Non è forse questo il linguaggio che quotidianamente caratterizza il nostro tempo ora? È la paura, il collante che va rimosso per liberare la politica, diversamente per restituire lo scettro al cittadino. Ma anche per invitarlo a divenire cittadino.

 

Questo percorso apre al secondo tema, quello del rapporto tra cittadino e politica.

C’è nella riflessione amara di Carlo Levi quella che mette in bocca a Andrea (un personaggio che nei tratti somatici e nei lineamenti caratteriali ricalca Leo Valiani) nelle pagine de L’orologio forse il manifesto apparentemente più smaccato della riflessione dell’antipolitica. Sono le pagine in cui Carlo Levi distingue tra Luigini e Contadini.

Nell’immediato dopoguerra l’immagine del “contadino” come uomo concreto, attento al benessere e allo sviluppo e facitore di ricchezze a fronte e in contrapposizione all’uomo urbanizzato, alla figura “cittadina” più vicina a quella del parassita o del dissipatore di ricchezze, su cui per esempio scrive Corrado Alvaro, sembrerebbe assimilare la riflessione di Levi alla retorica di «strapaese».

Sembrerebbe così che la politica, a giudizio di Levi, si manifesti come espressione del grande partito luigino. La politica, pur presentandosi come lo strumento migliore a disposizione di tutti, spesso si capovolge manifestandosi come vittoria della massa passiva, manipolata e interessata.

 

E tuttavia la dimensione della politica nelle riflessioni di Carlo Levi va anche colta per un altro aspetto su cui a lungo è venuto meditando negli anni del fascismo e che ha le sue prime avvisaglie fin dai suoi scritti giovanili.

All’origine della critica di Levi alla politica non sta infatti il rifiuto della attività politica, ma la convinzione che la politica è soprattutto il risultato di coloro che ne hanno storicamente incarnato la raffigurazione dominante. Il ritratto che egli dipinge di Antonio Salandra nel primo testo che egli scrive per “Rivoluzione liberale” [ora qui a pp. 3-16] è in un qualche modo paradigmatico di un profilo culturale generale che fonda la sua idea di politica.

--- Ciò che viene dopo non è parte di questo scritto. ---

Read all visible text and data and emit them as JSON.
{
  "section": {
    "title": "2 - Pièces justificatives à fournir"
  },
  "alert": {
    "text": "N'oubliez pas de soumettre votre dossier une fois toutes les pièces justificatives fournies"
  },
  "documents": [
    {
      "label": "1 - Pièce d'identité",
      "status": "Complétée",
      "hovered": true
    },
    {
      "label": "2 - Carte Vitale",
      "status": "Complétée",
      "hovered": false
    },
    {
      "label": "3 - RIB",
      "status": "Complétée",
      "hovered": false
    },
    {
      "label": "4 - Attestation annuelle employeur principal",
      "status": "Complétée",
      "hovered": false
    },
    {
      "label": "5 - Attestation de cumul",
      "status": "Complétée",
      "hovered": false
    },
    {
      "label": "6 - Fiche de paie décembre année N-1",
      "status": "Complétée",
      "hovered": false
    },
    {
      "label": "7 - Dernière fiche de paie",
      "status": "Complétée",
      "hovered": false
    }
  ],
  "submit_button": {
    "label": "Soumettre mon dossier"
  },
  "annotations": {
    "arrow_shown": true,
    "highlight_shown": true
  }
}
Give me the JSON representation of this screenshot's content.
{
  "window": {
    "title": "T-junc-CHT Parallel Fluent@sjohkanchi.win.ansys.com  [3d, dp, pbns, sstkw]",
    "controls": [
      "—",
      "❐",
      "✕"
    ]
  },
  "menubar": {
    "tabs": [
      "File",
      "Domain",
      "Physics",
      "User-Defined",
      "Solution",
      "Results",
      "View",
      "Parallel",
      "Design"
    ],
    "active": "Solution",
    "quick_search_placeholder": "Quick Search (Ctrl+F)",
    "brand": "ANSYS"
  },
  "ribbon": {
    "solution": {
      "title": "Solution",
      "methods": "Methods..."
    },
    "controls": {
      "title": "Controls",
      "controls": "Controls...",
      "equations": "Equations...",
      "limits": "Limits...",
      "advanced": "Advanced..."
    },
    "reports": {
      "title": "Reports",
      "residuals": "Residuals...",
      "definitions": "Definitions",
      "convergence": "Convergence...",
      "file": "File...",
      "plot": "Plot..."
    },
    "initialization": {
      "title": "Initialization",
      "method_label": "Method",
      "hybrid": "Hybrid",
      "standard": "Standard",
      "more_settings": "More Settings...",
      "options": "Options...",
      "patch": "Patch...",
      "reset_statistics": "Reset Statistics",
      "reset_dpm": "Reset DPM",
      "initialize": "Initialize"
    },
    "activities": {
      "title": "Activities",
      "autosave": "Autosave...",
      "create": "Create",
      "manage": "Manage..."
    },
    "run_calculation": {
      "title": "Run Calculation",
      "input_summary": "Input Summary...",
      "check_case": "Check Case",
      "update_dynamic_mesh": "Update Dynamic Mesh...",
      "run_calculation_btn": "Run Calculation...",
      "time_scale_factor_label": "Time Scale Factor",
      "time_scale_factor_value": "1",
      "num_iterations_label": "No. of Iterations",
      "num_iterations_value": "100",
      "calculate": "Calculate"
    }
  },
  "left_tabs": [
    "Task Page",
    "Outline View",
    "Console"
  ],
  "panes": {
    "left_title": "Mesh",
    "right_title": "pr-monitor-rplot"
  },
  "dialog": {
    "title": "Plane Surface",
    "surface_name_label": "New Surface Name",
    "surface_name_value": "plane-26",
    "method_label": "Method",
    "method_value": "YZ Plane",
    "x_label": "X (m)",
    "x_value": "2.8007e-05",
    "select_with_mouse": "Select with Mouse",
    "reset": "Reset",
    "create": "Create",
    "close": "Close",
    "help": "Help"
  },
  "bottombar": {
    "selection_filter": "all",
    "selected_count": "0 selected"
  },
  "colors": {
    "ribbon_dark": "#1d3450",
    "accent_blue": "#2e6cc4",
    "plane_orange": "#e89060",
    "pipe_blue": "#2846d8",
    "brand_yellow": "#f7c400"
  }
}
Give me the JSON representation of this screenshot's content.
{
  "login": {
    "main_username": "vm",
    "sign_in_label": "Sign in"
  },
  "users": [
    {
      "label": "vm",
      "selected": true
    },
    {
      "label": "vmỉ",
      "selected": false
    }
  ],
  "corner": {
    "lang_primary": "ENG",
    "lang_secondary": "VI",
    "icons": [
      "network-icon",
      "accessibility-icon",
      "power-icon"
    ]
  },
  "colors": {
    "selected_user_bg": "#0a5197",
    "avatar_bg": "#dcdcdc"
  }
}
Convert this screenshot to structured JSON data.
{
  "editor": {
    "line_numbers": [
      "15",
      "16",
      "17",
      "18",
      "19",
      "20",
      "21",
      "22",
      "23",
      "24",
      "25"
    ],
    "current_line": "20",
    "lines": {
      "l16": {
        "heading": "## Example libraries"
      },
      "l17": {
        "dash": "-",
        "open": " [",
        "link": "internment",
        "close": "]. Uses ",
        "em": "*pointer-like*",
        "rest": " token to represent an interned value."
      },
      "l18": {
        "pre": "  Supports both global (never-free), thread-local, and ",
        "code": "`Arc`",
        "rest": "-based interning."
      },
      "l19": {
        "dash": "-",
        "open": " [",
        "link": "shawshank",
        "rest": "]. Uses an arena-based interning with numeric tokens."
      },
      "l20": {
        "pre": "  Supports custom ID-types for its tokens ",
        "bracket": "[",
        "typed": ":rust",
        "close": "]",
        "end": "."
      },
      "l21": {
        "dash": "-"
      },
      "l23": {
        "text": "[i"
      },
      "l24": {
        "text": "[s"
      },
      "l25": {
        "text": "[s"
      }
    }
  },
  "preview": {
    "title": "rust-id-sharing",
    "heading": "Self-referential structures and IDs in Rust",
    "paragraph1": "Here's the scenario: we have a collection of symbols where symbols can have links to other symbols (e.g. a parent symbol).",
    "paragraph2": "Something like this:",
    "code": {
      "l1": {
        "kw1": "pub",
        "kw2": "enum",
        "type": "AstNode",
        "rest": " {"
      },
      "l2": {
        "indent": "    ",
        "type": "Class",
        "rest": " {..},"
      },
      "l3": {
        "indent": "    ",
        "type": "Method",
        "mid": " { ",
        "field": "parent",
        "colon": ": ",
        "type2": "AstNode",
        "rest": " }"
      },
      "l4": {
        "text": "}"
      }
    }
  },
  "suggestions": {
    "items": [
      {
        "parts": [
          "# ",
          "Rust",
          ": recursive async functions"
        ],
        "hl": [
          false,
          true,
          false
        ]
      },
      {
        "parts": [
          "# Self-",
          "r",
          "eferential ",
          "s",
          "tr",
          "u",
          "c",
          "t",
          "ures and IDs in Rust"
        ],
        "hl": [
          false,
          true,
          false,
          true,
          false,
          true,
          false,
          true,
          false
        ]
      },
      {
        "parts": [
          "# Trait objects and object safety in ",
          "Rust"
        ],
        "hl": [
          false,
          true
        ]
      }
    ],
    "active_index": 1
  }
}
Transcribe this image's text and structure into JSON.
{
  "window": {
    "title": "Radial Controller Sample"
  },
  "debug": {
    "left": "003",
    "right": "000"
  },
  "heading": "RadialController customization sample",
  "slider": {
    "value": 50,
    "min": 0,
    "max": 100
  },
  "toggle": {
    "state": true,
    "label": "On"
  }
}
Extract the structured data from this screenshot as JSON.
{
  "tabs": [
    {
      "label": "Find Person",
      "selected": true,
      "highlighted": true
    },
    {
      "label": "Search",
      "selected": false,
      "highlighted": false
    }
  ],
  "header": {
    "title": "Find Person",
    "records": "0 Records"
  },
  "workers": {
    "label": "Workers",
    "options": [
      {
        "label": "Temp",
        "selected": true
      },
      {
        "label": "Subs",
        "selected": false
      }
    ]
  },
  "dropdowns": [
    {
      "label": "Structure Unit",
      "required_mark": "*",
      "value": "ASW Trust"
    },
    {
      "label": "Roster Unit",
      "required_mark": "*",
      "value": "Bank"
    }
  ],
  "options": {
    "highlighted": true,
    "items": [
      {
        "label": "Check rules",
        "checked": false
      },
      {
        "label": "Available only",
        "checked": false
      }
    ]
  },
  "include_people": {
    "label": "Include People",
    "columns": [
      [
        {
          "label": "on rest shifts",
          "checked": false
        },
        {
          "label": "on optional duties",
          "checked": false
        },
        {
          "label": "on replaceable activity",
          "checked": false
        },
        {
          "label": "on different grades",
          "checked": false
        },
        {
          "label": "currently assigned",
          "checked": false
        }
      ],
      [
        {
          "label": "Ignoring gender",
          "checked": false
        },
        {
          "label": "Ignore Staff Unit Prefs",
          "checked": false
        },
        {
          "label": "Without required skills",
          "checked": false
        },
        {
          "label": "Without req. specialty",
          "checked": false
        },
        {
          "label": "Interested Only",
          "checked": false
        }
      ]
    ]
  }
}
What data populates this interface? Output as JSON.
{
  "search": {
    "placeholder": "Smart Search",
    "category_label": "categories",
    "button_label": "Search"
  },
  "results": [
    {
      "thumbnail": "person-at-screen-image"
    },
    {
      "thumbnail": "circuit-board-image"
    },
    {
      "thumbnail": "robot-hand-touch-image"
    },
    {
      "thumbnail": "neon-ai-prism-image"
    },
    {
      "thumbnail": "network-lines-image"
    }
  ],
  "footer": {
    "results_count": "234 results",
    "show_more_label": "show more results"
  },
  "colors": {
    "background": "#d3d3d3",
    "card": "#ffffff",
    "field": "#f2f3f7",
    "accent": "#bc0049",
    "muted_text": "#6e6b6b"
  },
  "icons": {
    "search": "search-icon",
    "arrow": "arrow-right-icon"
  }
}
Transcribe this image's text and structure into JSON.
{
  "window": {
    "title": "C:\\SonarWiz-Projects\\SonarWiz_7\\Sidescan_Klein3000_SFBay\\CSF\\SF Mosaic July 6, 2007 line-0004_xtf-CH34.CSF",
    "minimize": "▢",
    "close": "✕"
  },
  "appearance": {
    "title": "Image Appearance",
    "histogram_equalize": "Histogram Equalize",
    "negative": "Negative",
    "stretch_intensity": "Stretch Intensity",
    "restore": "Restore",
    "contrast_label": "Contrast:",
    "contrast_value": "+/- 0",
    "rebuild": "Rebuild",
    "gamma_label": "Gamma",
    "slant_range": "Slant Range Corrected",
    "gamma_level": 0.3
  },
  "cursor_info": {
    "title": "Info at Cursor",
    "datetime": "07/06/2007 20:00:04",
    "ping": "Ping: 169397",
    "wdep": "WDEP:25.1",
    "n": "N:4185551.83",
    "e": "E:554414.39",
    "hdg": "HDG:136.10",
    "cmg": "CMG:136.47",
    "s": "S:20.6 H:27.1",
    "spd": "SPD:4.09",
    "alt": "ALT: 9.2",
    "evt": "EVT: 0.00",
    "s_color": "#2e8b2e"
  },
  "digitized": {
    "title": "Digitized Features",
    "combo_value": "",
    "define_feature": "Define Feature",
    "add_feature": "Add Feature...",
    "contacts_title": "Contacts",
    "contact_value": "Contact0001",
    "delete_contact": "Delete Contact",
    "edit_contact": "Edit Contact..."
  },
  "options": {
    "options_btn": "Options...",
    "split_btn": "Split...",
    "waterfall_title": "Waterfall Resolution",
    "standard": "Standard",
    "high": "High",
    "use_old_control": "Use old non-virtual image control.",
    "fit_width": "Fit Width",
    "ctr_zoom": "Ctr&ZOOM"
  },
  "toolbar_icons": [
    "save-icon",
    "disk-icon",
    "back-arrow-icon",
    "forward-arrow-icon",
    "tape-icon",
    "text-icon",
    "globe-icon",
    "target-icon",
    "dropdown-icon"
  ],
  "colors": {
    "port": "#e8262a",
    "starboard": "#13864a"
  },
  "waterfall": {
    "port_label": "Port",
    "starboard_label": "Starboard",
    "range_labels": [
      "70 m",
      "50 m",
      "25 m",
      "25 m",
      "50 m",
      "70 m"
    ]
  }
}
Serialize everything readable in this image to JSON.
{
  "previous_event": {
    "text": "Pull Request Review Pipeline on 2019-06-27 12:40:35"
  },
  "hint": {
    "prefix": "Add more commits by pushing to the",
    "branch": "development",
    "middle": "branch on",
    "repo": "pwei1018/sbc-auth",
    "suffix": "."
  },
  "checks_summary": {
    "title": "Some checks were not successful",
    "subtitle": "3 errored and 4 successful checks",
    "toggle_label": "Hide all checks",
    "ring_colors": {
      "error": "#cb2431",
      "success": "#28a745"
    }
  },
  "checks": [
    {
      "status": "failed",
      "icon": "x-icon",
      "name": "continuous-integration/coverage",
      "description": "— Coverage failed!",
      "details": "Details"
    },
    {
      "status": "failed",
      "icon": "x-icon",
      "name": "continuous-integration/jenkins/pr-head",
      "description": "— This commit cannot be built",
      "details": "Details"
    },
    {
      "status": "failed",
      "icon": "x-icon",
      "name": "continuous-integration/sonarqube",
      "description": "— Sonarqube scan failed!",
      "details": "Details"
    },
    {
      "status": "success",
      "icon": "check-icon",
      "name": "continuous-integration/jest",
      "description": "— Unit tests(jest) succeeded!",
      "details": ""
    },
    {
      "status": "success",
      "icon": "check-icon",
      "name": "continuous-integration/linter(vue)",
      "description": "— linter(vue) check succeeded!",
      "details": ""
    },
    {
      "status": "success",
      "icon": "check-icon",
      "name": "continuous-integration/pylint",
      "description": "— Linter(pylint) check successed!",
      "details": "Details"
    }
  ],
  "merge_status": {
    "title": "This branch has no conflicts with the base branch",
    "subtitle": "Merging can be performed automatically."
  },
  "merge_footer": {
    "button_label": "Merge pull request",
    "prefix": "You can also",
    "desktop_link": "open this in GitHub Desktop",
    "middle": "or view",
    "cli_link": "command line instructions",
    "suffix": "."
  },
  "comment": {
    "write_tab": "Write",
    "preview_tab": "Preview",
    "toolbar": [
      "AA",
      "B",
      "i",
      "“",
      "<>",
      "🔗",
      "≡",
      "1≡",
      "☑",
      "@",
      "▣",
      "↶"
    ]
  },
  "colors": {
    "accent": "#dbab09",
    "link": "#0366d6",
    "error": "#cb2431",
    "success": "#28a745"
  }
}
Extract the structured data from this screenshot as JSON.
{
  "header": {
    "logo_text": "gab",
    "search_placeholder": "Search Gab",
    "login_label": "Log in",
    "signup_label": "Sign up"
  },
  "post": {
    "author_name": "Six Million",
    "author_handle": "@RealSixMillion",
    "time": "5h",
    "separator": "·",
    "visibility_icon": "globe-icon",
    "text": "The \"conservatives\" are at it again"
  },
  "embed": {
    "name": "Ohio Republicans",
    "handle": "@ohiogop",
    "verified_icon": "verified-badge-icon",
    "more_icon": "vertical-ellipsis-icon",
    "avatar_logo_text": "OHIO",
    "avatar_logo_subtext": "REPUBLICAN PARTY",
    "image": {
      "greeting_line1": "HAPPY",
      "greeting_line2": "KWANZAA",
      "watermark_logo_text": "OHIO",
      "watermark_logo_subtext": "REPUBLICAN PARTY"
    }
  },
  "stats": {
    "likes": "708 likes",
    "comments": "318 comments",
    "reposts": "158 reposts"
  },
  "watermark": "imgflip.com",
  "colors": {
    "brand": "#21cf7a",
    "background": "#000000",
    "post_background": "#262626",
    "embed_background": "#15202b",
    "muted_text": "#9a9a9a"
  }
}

A proposito della tipologia Salandra Levi osserva che il problema della classe politica è quello della sua pochezza, del suo profilo tutto affaristico, del parvenu in quanto professore che si atteggia tra gli ignoranti.

 

Antonio Salandra – scrive Levi facendo un ritratto tagliente di una tipologia più che di un individuo concreto, comunque di una tipologia che tornerà più volte nella storia pubblica italiana fino ai nostri giorni – non è superiore ai suoi tempi. Alla generale debolezza egli aggiunge la debolezza sua particolare, non per questo meno interessante. Tra le nostre molte maschere politiche è anche egli maschera dai caratteri comici ben definiti: appare egli il professore saputo tra gli ignoranti, la cattedra tra gli analfabeti, il sapiente tra i privi di senno, il grande teorico tra gli affaristi frettolosi [ora qui a p. 3]

 

Il tono è quello del giudizio su una classe politica invecchiata, priva di morale, da parte di un individuo che si sente parte di gruppo votato alla necessità del rinnovamento della classe politica. Ma anche consapevole della propria condizione di “esilio interno”.

Il discorso di Andrea su contadini e luigini, da cui siamo partirti con queste considerazioni, va inteso allora come un elogio o, viceversa, come una maledizione della politica? A seconda di come si risponde a questa domanda Carlo Levi potrà apparire uno strenuo difensore della politica o un elogiatore dell’antipolitica.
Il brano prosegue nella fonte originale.